Factoring a prime over a splitting field and factoring a polynomial over of a finite field

Question

Let $f$ be a separable monic polynomials with integer coefficient. Let $K$ be the splitting field of $f$ over $\mathbb{Q}$, and let $p$ be a prime. What is the relationship between the statements

$f$ splits over $\mathbb{F}_p$ and

$p$ is not irreducible in $K$ (there is probably some fancy term for this, like $p$ is inert in $K$?)

There are equivalent for the Gaussian Integers, so probably also for any quadratic extension with trivial class group.

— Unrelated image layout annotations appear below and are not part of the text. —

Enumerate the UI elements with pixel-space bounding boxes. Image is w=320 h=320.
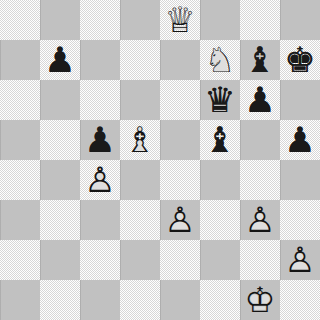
square-h5[interactable]: ♟♟ xyxy=(280,120,320,160)
square-a3[interactable] xyxy=(0,200,40,240)
black-bishop-outline: ♝ xyxy=(240,40,280,80)
square-b5[interactable] xyxy=(40,120,80,160)
chess-board: ♛♕♟♟♞♘♝♝♚♚♛♛♟♟♟♟♝♗♝♝♟♟♟♙♟♙♟♙♟♙♚♔ xyxy=(0,0,320,320)
white-king-outline: ♔ xyxy=(240,280,280,320)
square-f1[interactable] xyxy=(200,280,240,320)
square-a4[interactable] xyxy=(0,160,40,200)
white-pawn-outline: ♙ xyxy=(80,160,120,200)
square-e4[interactable] xyxy=(160,160,200,200)
square-b7[interactable]: ♟♟ xyxy=(40,40,80,80)
square-g6[interactable]: ♟♟ xyxy=(240,80,280,120)
square-e5[interactable] xyxy=(160,120,200,160)
square-a1[interactable] xyxy=(0,280,40,320)
square-e8[interactable]: ♛♕ xyxy=(160,0,200,40)
square-d4[interactable] xyxy=(120,160,160,200)
square-f8[interactable] xyxy=(200,0,240,40)
square-b4[interactable] xyxy=(40,160,80,200)
square-g2[interactable] xyxy=(240,240,280,280)
square-h2[interactable]: ♟♙ xyxy=(280,240,320,280)
white-pawn-outline: ♙ xyxy=(280,240,320,280)
square-h4[interactable] xyxy=(280,160,320,200)
square-c3[interactable] xyxy=(80,200,120,240)
square-b8[interactable] xyxy=(40,0,80,40)
white-queen-icon[interactable]: ♛♕ xyxy=(160,0,200,40)
white-queen-outline: ♕ xyxy=(160,0,200,40)
black-pawn-icon[interactable]: ♟♟ xyxy=(240,80,280,120)
square-c2[interactable] xyxy=(80,240,120,280)
square-f3[interactable] xyxy=(200,200,240,240)
square-b3[interactable] xyxy=(40,200,80,240)
square-a7[interactable] xyxy=(0,40,40,80)
square-g1[interactable]: ♚♔ xyxy=(240,280,280,320)
square-a6[interactable] xyxy=(0,80,40,120)
square-h7[interactable]: ♚♚ xyxy=(280,40,320,80)
black-bishop-icon[interactable]: ♝♝ xyxy=(240,40,280,80)
square-d2[interactable] xyxy=(120,240,160,280)
white-pawn-outline: ♙ xyxy=(240,200,280,240)
black-pawn-outline: ♟ xyxy=(40,40,80,80)
black-pawn-outline: ♟ xyxy=(240,80,280,120)
square-f5[interactable]: ♝♝ xyxy=(200,120,240,160)
square-d5[interactable]: ♝♗ xyxy=(120,120,160,160)
black-queen-icon[interactable]: ♛♛ xyxy=(200,80,240,120)
black-king-icon[interactable]: ♚♚ xyxy=(280,40,320,80)
square-d1[interactable] xyxy=(120,280,160,320)
white-bishop-icon[interactable]: ♝♗ xyxy=(120,120,160,160)
black-bishop-outline: ♝ xyxy=(200,120,240,160)
square-g3[interactable]: ♟♙ xyxy=(240,200,280,240)
square-a5[interactable] xyxy=(0,120,40,160)
white-bishop-outline: ♗ xyxy=(120,120,160,160)
square-e3[interactable]: ♟♙ xyxy=(160,200,200,240)
square-c7[interactable] xyxy=(80,40,120,80)
square-d7[interactable] xyxy=(120,40,160,80)
white-king-icon[interactable]: ♚♔ xyxy=(240,280,280,320)
square-b1[interactable] xyxy=(40,280,80,320)
square-d3[interactable] xyxy=(120,200,160,240)
black-king-outline: ♚ xyxy=(280,40,320,80)
white-pawn-icon[interactable]: ♟♙ xyxy=(240,200,280,240)
square-c1[interactable] xyxy=(80,280,120,320)
black-pawn-outline: ♟ xyxy=(80,120,120,160)
square-f4[interactable] xyxy=(200,160,240,200)
square-f6[interactable]: ♛♛ xyxy=(200,80,240,120)
square-c8[interactable] xyxy=(80,0,120,40)
square-h6[interactable] xyxy=(280,80,320,120)
square-c5[interactable]: ♟♟ xyxy=(80,120,120,160)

I suspect they are equivalent, and this is probably extremely well known, but I have asked a couple people with no luck.

Answer 1

Let $ K = \mathbf Q(\alpha) $ be a number field with ring of integers $ \mathcal O_K $, where $ \alpha $ is an algebraic integer with minimal polynomial $ \pi(X)$. Dedekind's factorization criterion tells us that if $ p $ is a prime which does not divide the index $ [\mathcal O_K : \mathbf Z[\alpha]] $, then the way $ \pi(X) $ splits modulo $ p $ is equivalent to the way $ (p) $ splits in $ \mathcal O_K $, in other words, if we have

$$ (p) = \prod_{i=1}^n \mathfrak p_i^{e_i} $$

in $ \mathcal O_K $ where the inertia degrees of $ \mathfrak p_i $ are $ f_i $, then we have

$$ \pi(X) \equiv \prod_{i=1}^n \pi_i(X)^{e_i} \pmod{p} $$

where the $ \pi_i $ are irreducible in $ \mathbf Z/p\mathbf Z[X] $ with $ \deg \pi_i = f_i $. This is essentially a consequence of the isomorphisms

$$ \mathbf Z[\alpha]/(p) \cong \mathbf Z[X]/(\pi(X), p) \cong \mathbf Z/p \mathbf Z[X]/(\pi(X)) $$

and the fact that you can read off the relevant data from the ring structure alone. As an example of how this fails when the criterion regarding the index is not met, consider $ K = \mathbf Q(\sqrt{5}) $. $ \mathbf Z[\sqrt{5}] $ has index $ 2 $ in $ \mathcal O_K $, and we have $ x^2 - 5 = (x+1)^2 $ in $ \mathbf Z/2\mathbf Z $, which suggests that $ 2 $ would be a totally ramified prime. However, this is not the case: $ \operatorname{disc} \mathcal O_K = 5 $, therefore $ 2 $ is not even a ramified prime in $ \mathcal O_K $. (This is a counterexample to your claim, since $ \mathbf Q(\sqrt{5}) $ is actually the splitting field of $ x^2 - 5 $ over $ \mathbf Q $. Note that $ \mathcal O_K $ is even a principal ideal domain!)

Answer 2

Let’s look at a simple example, $f(X)=X^3-2$ and its splitting field $K=\Bbb Q(\lambda,\omega)$, over $\Bbb Q$, where $\lambda=\sqrt[3]2$ and $\omega$ is a primitive cube root of unity. Take $p=5$, and look at $f\in\Bbb F_5[X]$, where it factors as $(X+2)(X^2+3X+4)$, so $f$ doesn’t split there.

Calling $\mathscr O$ the ring of algebraic integers of $K$, we can see that $5\mathscr O$ factors as $\mathfrak p_1\mathfrak p_2\mathfrak p_3$, where in each case $\mathscr O/\mathfrak p_i\cong\Bbb F_{25}$.